La giurisprudenza della Corte europea dei diritti dell’uomo ha, dunque, sancito il principio secondo il quale si discorra di pene qualora, a seguito di una condotta attiva ovvero omissiva, sia dalla legge prevista l’irrogazione di una misura sanzionatoria di carattere afflittivo e repressivo, nonostante l’ordinamento interno prescrivi l’applicazione di siffatta sanzione in contesti extrapenali.
L’illecito, avrà natura penale, laddove ne consegua l’irrogazione di una tale sanzione, a tutela di un bene giuridico ovvero di un interesse di carattere generale. Per evitare il cosiddetto fenomeno della “frode delle etichette”, la CEDU considera principalmente, secondo una concezione “autonomista” dei reati e delle pene, la natura della misura, che, se punitiva, dovrà essere considerata sostanzialmente una pena e, per l’effetto, dovrà essere soggetta alle garanzie di cui agli artt. 6 e 7 CEDU.
La qualificazione in senso sostanzialmente penale di talune sanzioni amministrative ha innescato un complesso dibattito relativo all’applicazione del principio del ne bis in idem nei doppi regimi sanzionatori.
Infatti, in alcuni settori, al fine di garantire una risposta repressiva più efficace si prevede l’applicazione di un doppio binario sanzionatorio, uno di natura penale e l’altro amministrativa. Il primo comminato all’esito di un giudizio, il secondo erogato al termine di un procedimento demandato alla pubblica autorità.
Orbene al fine di prevenire l’ingiustizia sottesa alla duplicità di persecuzioni e pene a carico del medesimo soggetto per lo stesso fatto storico, la Corte EDU ha ritenuto legittimo un sistema sanzionatori integrato , articolato secondo un approccio unitario e coerente, in procedimenti distinti sempre che le differenti e concorrenti risposte non comportino un sacrificio eccessivo per l’interessato.

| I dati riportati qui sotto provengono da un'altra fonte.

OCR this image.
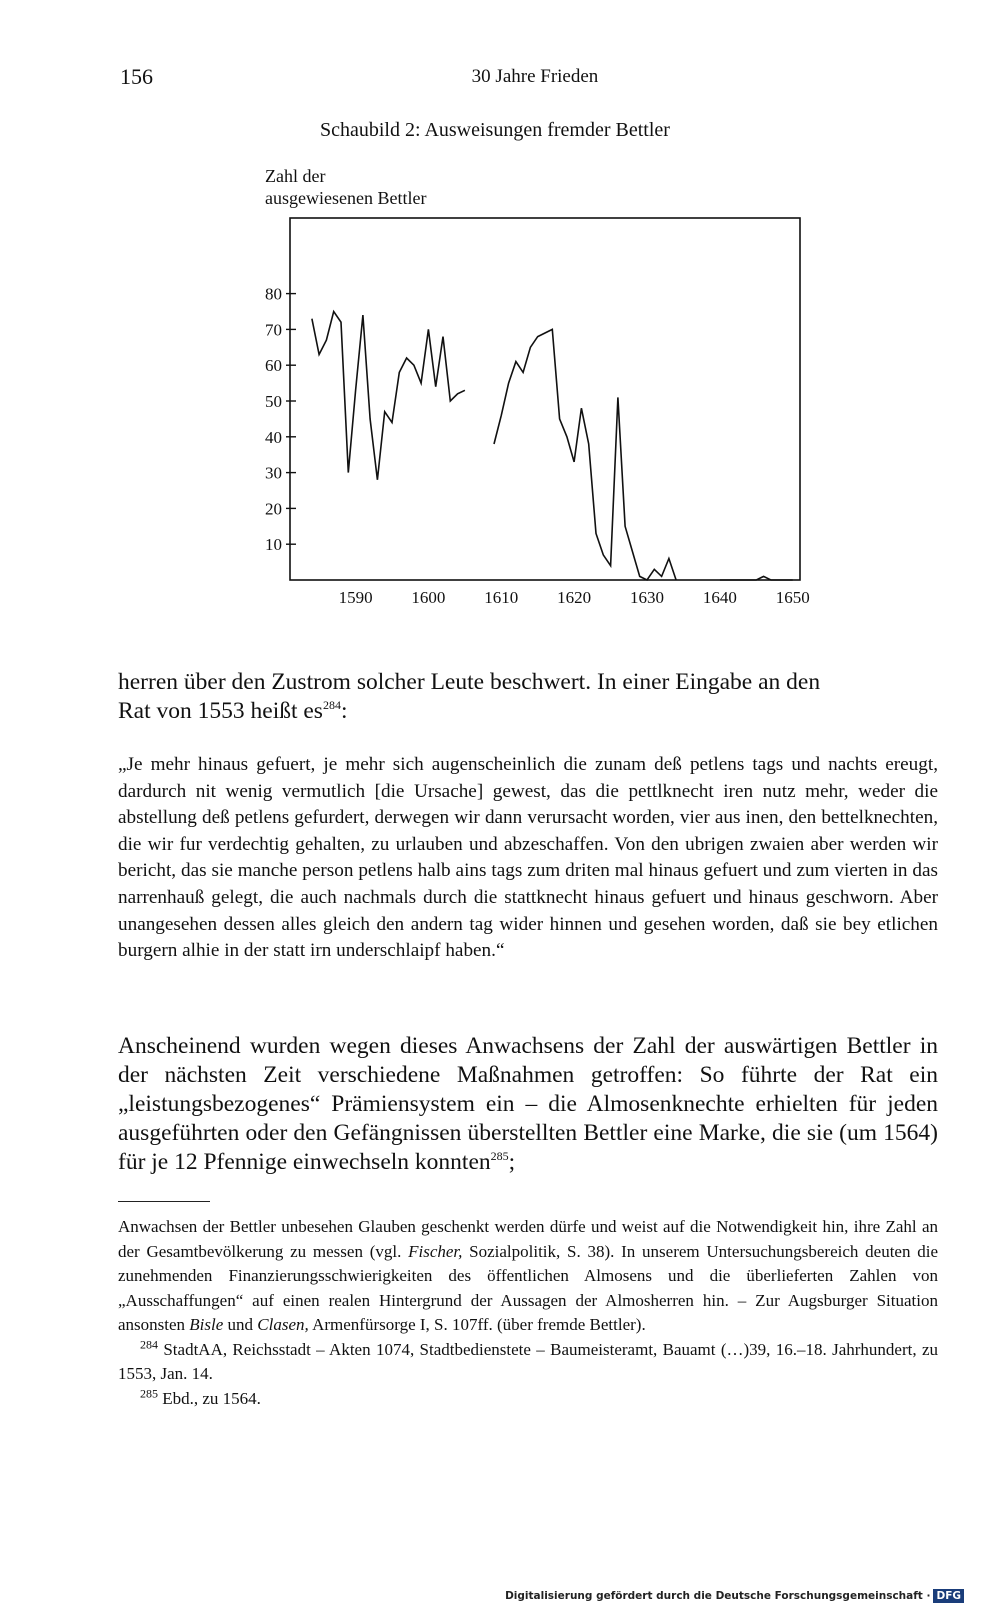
156	30 Jahre Frieden
Schaubild 2: Ausweisungen fremder Bettler
Zahl der
ausgewiesenen Bettler
80
70
60
50
40
30
20
10
1590 1600 1610 1620 1630 1640 1650
herren über den Zustrom solcher Leute beschwert. In einer Eingabe an den
Rat von 1553 heißt $es^{284}$:
„Je mehr hinaus gefuert, je mehr sich augenscheinlich die zunam deß petlens tags und nachts ereugt, dardurch nit wenig vermutlich [die Ursache] gewest, das die pettlknecht iren nutz mehr, weder die abstellung deß petlens gefurdert, derwegen wir dann verursacht worden, vier aus inen, den bettelknechten, die wir fur verdechtig gehalten, zu urlauben und abzeschaffen. Von den ubrigen zwaien aber werden wir bericht, das sie manche person petlens halb ains tags zum driten mal hinaus gefuert und zum vierten in das narrenhauß gelegt, die auch nachmals durch die stattknecht hinaus gefuert und hinaus geschworn. Aber unangesehen dessen alles gleich den andern tag wider hinnen und gesehen worden, daß sie bey etlichen burgern alhie in der statt irn underschlaipf haben.“
Anscheinend wurden wegen dieses Anwachsens der Zahl der auswärtigen Bettler in der nächsten Zeit verschiedene Maßnahmen getroffen: So führte der Rat ein „leistungsbezogenes“ Prämiensystem ein – die Almosenknechte erhielten für jeden ausgeführten oder den Gefängnissen überstellten Bettler eine Marke, die sie (um 1564) für je 12 Pfennige einwechseln konnten$^{285}$;

Anwachsen der Bettler unbesehen Glauben geschenkt werden dürfe und weist auf die Notwendigkeit hin, ihre Zahl an der Gesamtbevölkerung zu messen (vgl. Fischer, Sozialpolitik, S. 38). In unserem Untersuchungsbereich deuten die zunehmenden Finanzierungsschwierigkeiten des öffentlichen Almosens und die überlieferten Zahlen von „Ausschaffungen“ auf einen realen Hintergrund der Aussagen der Almosherren hin. – Zur Augsburger Situation ansonsten Bisle und Clasen, Armenfürsorge I, S. 107ff. (über fremde Bettler).

$^{284}$ StadtAA, Reichsstadt – Akten 1074, Stadtbedienstete – Baumeisteramt, Bauamt (…)39, 16.–18. Jahrhundert, zu 1553, Jan. 14.

$^{285}$ Ebd., zu 1564.

Digitalisierung gefördert durch die Deutsche Forschungsgemeinschaft · DFG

Affinchè, dunque, il sistema sia legittimo i procedimenti volti all’applicazione di due diverse tipologie di sanzioni è necessario che operino meccanismi in grado di assicurare conseguenze afflittive nel loro complesso proporzionali e prevedibili.
In applicazione dei principi descritti in premessa, i due procedimenti devono essere condotti in modo da evitare per quanto possibile ogni duplicazione nella raccolta e nella valutazione della prova; deve essere garantito il coordinamento dei due procedimenti relativi all’idem factum; la sanzione afferente a quello che si conclude per primo deve essere tenuta in considerazione nell’altro, e soprattutto deve essere assicurata la proporzione complessiva della pena.
Con specifico riferimento all’accertamento di un omesso versamento dell’imposta sul valore aggiunto, la Corte di Giustizia ha ritenuto che il cumulo di procedimenti e sanzioni deve essere giustificato dal perseguimento di un interesse generale e deve essere strettamente necessario rispetto alla gravità dei reati, qualora sia stata inflitta per i medesimi fatti una sanzione amministrativa di natura penale.
Dunque, la verifica della proporzionalità e della proporzione è il vero banco di prova per la compatibilità eurounitaria dei doppi regimi sanzionatori.